A Dutch buyer of cold-rolled and hot-dip galvanized coil sees the price spread between CRC/HDG and hot rolled coil widening somewhat. “In normal times we assume a premium of €80/tonne [$93] for CRC over HRC, and for galv another €20 more. At the moment, it is trending more towards +€100 and +€120,” he told Kallanish on the sidelines of this week’s Blechexpo trade fair in Stuttgart.
Lower mill capacity for CRC and HDG compared with HRC means prices for downstream coil grow faster, he argues. A German buyer concurred and also pointed to the EU’s antidumping case on CRC. This will put a brake on orders from typical supplier countries for CRC, like Turkey and India, he added.

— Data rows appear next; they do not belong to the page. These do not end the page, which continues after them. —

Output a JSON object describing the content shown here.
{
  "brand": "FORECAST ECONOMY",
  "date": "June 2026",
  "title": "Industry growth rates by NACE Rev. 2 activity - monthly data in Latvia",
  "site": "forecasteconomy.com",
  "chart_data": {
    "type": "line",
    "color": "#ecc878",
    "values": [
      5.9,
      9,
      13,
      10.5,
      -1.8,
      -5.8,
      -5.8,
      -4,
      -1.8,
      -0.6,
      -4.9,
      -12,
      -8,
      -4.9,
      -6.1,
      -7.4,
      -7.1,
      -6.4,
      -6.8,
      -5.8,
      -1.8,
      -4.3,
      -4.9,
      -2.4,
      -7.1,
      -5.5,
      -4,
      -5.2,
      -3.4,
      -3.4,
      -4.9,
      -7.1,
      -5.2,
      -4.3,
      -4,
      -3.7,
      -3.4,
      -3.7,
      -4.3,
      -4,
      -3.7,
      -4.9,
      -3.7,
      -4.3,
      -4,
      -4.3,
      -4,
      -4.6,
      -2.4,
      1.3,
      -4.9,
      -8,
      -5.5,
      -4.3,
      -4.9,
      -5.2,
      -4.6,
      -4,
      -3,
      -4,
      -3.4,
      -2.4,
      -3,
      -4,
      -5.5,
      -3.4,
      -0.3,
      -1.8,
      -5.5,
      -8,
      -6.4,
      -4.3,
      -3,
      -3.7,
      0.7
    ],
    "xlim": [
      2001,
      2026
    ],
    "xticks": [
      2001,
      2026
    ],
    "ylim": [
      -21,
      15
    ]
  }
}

In fact, CRC could temporarily eclipse the price of galv due to the shortage of imports. He noted that the main spot market supplier of CRC in Europe is ArcelorMittal, while many other mills feed their CRC directly to carmakers.
The Dutch buyer does not necessarily agree about CRC eclipsing galv, but conceded that both could be equal in price going forward. He also highlighted the typical role of CRC in northwestern Europe, in that it is the base material for galvanizing for customers in the automotive industry, among others.
European mills’ HRC offers for new contracts start with a six, reaching up to €650/tonne ($754) delivered in the first quarter of 2026. Offers for CRC and HDG would then be clearly at above €700/t.